2. means give it (in your case) an even number of cores greater than a single processor but less than the total and let vNUMA tell SQL about where the physical CPUs are. Best option if you want to give it 8 cores assuming hyper-threading is off, VMware will give SQL 4 cores on each processor and tell SQL about the underlying architecture.

If you give it more cores than there are on a single CPU without enabling vNUMA then SQL doesn't know about memory locality and runs threads on CPU1 with the associated RAM on CPU2. - very poor memory performance since everything has to go over the QPI bus.

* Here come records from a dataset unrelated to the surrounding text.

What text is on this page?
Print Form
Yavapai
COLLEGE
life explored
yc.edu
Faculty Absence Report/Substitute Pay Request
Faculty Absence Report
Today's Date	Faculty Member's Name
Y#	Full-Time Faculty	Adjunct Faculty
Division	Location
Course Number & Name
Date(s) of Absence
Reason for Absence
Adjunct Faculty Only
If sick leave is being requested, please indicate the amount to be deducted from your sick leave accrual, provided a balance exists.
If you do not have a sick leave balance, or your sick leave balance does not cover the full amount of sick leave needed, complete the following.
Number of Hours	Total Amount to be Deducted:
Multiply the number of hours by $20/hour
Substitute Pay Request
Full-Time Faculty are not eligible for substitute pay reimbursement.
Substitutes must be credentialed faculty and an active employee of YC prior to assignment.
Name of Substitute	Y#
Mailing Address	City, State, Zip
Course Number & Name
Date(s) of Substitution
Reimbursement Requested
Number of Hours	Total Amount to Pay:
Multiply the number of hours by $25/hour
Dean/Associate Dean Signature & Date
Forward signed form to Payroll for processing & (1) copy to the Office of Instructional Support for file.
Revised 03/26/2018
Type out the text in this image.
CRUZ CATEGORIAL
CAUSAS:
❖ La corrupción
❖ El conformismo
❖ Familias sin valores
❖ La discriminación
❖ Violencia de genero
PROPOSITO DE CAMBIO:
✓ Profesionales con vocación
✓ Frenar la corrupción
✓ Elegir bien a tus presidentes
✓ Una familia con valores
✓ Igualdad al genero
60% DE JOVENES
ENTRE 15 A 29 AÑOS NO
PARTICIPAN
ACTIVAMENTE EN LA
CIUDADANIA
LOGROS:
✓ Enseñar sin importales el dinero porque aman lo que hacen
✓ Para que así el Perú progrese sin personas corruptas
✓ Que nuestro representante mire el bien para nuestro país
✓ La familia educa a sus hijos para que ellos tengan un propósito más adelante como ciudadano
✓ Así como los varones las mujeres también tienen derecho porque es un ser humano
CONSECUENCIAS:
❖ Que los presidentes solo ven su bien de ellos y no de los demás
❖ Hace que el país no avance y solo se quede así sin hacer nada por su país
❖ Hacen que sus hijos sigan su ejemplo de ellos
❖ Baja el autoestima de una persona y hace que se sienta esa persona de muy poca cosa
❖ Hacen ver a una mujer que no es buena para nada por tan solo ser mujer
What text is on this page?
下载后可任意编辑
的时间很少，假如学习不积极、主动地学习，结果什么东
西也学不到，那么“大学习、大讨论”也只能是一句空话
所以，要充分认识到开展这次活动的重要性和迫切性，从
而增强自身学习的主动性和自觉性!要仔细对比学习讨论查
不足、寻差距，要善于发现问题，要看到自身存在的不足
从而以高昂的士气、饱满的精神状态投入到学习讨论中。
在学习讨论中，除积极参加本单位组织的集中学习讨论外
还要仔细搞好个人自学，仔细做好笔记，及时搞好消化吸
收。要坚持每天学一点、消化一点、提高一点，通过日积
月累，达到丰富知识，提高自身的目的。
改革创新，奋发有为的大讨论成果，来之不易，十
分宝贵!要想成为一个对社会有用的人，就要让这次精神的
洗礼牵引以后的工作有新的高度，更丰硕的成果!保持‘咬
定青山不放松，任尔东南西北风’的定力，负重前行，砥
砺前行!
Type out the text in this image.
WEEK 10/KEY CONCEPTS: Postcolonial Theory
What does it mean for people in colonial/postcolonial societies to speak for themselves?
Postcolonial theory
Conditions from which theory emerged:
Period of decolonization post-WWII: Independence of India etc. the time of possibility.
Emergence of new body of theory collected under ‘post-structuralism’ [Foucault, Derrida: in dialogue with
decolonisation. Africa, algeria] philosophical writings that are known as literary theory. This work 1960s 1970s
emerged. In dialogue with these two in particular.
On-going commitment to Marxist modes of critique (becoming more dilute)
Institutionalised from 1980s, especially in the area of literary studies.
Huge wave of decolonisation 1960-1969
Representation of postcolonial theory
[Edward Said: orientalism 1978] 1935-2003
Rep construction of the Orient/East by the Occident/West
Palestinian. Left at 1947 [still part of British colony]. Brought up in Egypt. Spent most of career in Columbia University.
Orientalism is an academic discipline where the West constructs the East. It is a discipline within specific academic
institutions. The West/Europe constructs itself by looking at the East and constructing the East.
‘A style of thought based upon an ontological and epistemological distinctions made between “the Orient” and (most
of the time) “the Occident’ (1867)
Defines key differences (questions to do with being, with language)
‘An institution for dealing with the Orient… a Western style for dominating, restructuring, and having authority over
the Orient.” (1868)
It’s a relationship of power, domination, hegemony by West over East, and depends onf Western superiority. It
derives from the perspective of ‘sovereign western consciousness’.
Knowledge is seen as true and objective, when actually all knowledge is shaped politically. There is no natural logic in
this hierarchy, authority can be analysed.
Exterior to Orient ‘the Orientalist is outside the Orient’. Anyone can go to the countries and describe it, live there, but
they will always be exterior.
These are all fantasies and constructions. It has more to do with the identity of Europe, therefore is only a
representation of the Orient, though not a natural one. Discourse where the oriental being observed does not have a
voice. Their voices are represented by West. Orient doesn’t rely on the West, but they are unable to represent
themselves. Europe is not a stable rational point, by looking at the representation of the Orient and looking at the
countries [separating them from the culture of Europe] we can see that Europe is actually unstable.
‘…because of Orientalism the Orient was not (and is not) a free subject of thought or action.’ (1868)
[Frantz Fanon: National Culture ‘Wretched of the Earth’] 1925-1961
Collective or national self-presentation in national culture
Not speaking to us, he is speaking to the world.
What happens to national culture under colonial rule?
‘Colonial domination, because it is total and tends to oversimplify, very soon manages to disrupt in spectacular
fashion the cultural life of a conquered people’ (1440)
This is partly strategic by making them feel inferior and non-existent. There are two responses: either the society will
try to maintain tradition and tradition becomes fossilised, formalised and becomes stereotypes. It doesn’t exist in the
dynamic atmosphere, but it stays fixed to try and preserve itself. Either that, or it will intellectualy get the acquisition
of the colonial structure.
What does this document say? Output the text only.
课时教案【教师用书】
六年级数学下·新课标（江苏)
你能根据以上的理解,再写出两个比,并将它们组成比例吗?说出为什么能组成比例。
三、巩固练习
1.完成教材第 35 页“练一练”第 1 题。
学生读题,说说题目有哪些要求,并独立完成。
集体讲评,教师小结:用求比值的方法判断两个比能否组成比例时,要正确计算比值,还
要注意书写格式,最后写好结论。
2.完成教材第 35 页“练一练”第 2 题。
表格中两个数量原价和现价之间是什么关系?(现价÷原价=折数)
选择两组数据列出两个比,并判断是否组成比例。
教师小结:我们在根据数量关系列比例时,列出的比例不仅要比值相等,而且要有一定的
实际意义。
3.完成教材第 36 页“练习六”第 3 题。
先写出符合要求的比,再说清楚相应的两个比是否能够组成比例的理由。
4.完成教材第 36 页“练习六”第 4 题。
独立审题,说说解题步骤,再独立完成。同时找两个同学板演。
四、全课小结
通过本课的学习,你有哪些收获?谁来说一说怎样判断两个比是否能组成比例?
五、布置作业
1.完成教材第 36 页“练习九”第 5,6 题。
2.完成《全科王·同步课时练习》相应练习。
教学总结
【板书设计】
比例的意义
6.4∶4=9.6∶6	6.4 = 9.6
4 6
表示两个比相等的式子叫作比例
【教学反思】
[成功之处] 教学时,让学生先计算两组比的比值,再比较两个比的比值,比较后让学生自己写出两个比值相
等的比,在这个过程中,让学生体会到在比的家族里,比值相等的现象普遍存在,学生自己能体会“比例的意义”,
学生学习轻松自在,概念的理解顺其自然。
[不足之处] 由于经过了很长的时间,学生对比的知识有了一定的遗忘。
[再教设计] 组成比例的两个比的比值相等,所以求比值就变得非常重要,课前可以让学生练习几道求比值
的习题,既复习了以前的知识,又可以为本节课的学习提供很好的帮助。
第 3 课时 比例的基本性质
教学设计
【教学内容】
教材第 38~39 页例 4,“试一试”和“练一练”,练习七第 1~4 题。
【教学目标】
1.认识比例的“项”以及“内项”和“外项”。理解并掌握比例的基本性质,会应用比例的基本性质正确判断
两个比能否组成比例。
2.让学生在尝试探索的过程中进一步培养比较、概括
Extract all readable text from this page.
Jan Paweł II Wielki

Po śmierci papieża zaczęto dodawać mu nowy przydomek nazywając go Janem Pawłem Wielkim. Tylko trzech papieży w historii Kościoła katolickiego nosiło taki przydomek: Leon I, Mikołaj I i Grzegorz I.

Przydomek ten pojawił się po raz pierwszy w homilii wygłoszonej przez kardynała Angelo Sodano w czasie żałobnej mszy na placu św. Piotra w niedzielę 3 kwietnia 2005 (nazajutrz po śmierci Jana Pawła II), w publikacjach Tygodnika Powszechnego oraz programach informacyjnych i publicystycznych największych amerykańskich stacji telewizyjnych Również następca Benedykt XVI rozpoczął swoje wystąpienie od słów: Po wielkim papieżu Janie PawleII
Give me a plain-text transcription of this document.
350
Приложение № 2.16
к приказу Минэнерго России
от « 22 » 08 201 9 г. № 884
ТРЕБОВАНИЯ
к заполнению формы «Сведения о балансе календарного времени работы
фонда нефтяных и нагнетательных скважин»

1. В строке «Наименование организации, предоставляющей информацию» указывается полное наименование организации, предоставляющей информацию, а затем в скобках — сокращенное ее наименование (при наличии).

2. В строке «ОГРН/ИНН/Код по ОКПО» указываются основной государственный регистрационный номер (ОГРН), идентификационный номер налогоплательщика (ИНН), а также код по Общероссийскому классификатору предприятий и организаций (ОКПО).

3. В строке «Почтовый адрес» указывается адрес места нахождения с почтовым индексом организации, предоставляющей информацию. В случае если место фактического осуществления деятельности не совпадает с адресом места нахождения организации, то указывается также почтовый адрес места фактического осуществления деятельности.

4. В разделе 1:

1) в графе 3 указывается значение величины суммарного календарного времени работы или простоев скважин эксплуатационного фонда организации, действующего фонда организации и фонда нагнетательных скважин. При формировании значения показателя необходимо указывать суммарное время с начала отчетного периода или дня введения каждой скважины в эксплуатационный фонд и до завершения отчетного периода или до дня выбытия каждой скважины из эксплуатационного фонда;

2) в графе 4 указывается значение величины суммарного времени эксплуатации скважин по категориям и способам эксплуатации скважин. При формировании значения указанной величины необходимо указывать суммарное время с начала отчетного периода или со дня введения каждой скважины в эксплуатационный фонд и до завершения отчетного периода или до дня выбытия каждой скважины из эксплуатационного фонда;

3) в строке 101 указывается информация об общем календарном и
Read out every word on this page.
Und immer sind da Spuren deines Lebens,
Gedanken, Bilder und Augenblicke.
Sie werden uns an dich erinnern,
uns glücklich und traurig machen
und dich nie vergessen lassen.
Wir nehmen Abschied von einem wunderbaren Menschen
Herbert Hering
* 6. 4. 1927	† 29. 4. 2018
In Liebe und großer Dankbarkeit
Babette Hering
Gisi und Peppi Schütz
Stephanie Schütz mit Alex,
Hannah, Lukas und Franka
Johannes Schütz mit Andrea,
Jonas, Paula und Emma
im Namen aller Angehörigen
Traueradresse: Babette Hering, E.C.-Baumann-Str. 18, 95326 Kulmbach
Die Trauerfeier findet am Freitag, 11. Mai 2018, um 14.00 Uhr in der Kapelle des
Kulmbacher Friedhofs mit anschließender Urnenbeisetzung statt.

Best option for the big stuff - don't virtualize it but that's expensive.
Hey Andy,

In the Performance Best Practices for VMware vSphere 5.5, on page 44 one of their recommendations was stated below:

Size your virtual machines so they align with physical NUMA boundaries. For example, if you have a host
system with six cores per NUMA node, size your virtual machines with a multiple of six vCPUs (i.e., 6
vCPUs, 12 vCPUs, 18 vCPUs, 24 vCPUs, and so on).

My question is if I assign a SQL server 2 vcpus (on one core) and change the numa.vcpu.min=2, will that allow the server to use NUMA technology and resolve the weird CPU load on the guest we were having, even though it's less cores than the NUMA node?
How much RAM have you allocated to the SQL VM?